Although China currently lags behind in robotics and automation it is catching up rapidly; with an ageing population stemming from the former single-child policy, and with rising labour costs, in the years ahead it is set to become the main market for installing machines that will replace and complement human work. It is a step towards smart manufacturing. Last summer, Chinese capital snapped up Kuka, the largest manufacturer of robots in Germany. But it caused alarm in Merkel’s government, which wants to study how to prevent capital from outside the EU being able to make off with companies that are strategic –and not only in the military sense– for Germany. In fact, the German Industrie 4.0 strategy served as inspiration for Made in China 2025.
The European Chamber of Commerce report warns about the implementation of ‘a carefully-orchestrated industrial strategy’ that includes tools such as subsidies, ongoing support for inefficient state enterprises, limiting foreign companies’ access to the market and acquisitions of EU and other countries’ companies backed by the Chinese state. European companies face ‘intense pressure to turn over advanced technology in exchange for near-term market access’. But this of course applies not only to European businesses. Recently Tencent (which has overtaken Alibaba in value) bought a 5% stake in Tesla, the American manufacturer of electric cars, among others.
The European criticism is constructive, with recommendations about how the Chinese authorities can better foster innovation by establishing the market as the decisive force in driving the Chinese economy. The Chinese leadership has not remained silent. They even described some of the suggestions contained in the Chamber of Commerce report as useful: Miao Wei, for instance, the Industry and Information Technology Minister, said that the engine behind Made in China 2025 is the market. He denied that China obliges foreign companies to hand over technology in exchange for market access, even though this is borne out by experience.

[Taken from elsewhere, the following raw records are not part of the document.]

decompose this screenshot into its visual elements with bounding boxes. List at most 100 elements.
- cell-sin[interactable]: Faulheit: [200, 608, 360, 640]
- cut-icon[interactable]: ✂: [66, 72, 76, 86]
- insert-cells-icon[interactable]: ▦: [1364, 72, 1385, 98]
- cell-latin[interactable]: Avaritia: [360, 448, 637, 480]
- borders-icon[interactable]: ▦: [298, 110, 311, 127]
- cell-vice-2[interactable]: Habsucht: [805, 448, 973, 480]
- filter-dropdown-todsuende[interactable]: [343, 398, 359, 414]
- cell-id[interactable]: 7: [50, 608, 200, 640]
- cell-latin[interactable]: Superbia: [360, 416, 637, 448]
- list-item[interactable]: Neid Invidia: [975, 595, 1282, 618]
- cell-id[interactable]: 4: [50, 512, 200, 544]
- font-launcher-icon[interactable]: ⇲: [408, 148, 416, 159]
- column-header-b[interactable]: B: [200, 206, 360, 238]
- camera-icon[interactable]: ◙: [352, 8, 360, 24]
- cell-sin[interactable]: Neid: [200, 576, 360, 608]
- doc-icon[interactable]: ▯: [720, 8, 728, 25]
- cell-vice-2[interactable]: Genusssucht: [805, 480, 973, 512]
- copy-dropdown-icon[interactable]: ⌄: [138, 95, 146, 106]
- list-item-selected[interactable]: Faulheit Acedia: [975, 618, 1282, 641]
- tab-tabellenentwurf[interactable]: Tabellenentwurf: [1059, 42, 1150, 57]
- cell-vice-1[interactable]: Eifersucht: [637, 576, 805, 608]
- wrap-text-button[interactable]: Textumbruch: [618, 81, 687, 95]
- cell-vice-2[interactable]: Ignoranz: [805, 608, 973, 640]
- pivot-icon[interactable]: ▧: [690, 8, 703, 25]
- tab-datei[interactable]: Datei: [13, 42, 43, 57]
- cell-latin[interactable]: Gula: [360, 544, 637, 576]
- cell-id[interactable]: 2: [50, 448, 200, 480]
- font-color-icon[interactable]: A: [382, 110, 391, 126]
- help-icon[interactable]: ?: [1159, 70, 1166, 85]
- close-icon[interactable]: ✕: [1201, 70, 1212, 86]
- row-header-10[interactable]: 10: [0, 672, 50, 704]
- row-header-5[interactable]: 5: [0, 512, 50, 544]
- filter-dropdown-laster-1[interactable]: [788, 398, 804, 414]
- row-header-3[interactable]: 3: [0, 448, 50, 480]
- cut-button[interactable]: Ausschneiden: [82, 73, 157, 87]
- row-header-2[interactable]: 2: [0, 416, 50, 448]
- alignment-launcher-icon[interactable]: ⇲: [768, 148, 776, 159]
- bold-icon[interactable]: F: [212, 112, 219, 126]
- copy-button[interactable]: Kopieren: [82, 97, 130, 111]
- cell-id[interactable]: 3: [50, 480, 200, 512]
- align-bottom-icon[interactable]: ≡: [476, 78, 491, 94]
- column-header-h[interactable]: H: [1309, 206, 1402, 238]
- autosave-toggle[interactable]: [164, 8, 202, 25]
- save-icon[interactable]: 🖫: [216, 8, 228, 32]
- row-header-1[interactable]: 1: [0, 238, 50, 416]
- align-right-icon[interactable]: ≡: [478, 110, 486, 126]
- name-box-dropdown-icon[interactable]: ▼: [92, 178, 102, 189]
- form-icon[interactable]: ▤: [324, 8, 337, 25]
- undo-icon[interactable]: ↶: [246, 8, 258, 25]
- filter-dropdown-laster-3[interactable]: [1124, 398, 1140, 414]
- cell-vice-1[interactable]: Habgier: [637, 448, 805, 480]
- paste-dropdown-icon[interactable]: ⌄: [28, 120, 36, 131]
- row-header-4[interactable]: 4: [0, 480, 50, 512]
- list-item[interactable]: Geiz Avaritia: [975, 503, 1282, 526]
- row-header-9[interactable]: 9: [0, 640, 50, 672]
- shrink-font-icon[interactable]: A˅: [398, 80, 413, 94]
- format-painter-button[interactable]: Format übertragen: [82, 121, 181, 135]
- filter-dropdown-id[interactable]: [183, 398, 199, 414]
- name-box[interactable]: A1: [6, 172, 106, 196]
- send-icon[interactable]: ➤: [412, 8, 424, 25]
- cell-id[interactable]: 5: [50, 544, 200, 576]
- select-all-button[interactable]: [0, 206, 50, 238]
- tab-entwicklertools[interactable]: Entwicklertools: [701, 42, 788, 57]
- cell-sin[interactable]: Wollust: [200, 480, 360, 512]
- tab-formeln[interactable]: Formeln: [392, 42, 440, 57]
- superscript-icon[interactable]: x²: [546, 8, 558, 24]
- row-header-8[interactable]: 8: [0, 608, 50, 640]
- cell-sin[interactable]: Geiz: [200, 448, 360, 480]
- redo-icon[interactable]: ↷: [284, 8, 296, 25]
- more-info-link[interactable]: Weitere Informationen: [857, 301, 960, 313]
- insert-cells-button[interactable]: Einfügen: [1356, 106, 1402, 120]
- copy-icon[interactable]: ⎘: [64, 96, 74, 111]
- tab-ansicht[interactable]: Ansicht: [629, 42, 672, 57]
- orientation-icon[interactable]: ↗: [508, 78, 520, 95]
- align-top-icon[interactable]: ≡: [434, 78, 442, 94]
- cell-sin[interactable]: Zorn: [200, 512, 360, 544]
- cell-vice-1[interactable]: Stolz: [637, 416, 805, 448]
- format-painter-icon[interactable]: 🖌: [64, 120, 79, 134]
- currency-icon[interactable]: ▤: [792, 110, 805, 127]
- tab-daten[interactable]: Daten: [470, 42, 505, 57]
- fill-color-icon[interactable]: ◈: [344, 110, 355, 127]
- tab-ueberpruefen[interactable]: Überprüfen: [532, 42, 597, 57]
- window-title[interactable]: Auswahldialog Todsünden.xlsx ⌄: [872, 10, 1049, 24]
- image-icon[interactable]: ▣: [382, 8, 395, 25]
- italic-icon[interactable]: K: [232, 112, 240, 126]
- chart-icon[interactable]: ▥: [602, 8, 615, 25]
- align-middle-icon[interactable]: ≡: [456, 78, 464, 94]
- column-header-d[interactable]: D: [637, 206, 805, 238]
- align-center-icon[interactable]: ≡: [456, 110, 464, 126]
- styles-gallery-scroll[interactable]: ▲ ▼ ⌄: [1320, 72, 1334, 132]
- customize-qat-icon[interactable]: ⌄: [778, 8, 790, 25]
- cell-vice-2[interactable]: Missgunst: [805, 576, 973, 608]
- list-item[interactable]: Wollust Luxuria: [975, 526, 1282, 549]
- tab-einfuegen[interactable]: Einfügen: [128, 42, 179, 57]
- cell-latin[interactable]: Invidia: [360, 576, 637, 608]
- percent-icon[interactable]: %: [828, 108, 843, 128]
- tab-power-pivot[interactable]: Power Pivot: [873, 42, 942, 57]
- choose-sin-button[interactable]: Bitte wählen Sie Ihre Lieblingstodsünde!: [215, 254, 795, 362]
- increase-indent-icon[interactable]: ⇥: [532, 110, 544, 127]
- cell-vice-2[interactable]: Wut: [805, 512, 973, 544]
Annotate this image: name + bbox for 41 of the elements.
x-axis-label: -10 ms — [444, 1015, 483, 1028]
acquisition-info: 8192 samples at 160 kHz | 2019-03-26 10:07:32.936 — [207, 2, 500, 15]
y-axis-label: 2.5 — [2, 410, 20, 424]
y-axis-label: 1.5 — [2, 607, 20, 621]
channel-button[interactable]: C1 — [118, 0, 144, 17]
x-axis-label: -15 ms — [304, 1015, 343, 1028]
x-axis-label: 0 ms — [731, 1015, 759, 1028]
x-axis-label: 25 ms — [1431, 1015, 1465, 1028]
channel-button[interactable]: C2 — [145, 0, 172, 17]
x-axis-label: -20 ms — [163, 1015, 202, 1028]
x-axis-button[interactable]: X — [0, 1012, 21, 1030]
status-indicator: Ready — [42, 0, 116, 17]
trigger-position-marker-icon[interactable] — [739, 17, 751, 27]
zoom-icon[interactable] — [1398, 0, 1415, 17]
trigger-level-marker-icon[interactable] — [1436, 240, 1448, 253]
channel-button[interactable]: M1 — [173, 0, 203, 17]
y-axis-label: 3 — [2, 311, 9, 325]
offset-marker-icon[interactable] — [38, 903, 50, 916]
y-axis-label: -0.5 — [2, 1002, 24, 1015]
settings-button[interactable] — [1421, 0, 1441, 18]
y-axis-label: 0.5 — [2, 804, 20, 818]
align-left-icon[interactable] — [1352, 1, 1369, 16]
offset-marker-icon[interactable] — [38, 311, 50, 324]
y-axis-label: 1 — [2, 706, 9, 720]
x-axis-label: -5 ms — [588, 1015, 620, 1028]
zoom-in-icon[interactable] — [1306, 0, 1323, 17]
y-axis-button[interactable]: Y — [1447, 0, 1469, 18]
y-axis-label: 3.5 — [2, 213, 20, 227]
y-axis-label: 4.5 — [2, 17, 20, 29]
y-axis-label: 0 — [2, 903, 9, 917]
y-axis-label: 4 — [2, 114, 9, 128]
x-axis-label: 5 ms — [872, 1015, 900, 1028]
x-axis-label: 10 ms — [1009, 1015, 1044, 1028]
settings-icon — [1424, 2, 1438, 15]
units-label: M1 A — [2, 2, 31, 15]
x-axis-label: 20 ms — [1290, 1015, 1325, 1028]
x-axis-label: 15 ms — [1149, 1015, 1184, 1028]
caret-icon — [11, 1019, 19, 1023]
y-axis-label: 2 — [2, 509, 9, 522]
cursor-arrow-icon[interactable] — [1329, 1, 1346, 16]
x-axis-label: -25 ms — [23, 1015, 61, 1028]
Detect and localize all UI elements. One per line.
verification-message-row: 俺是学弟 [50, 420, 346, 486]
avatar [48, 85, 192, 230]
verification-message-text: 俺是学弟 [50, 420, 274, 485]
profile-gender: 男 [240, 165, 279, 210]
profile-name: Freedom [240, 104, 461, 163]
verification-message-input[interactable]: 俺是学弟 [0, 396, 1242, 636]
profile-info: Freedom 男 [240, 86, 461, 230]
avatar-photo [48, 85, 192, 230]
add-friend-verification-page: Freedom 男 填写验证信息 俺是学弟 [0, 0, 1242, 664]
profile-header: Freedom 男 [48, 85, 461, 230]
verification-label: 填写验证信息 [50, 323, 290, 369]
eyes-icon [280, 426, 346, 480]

The military dimension also has a bearing. Indeed, it lay behind the initial Chinese push for innovation, although this tends to be an increasingly civilian affair. Now there is talk in China of ‘indigenous’ or local innovation and self-sufficiency (in a country that imports more in semi-conductors than in oil, despite having no reserves of the latter raw material). It seeks to absorb and reinvent foreign technologies. Those who said that China was not innovative are now less frequently heard. Be that as it may, the protectionist Donald Trump and the supposedly globalising Xi Jinping, in a world apparently turned upside down, seemed anxious at their recent meeting at Mar-a-Lago in Florida to avoid a trade war, with a plan to this end to be developed within 100 days. But the whole business goes much further. It is a global game of go in which technological superiority itself is at stake.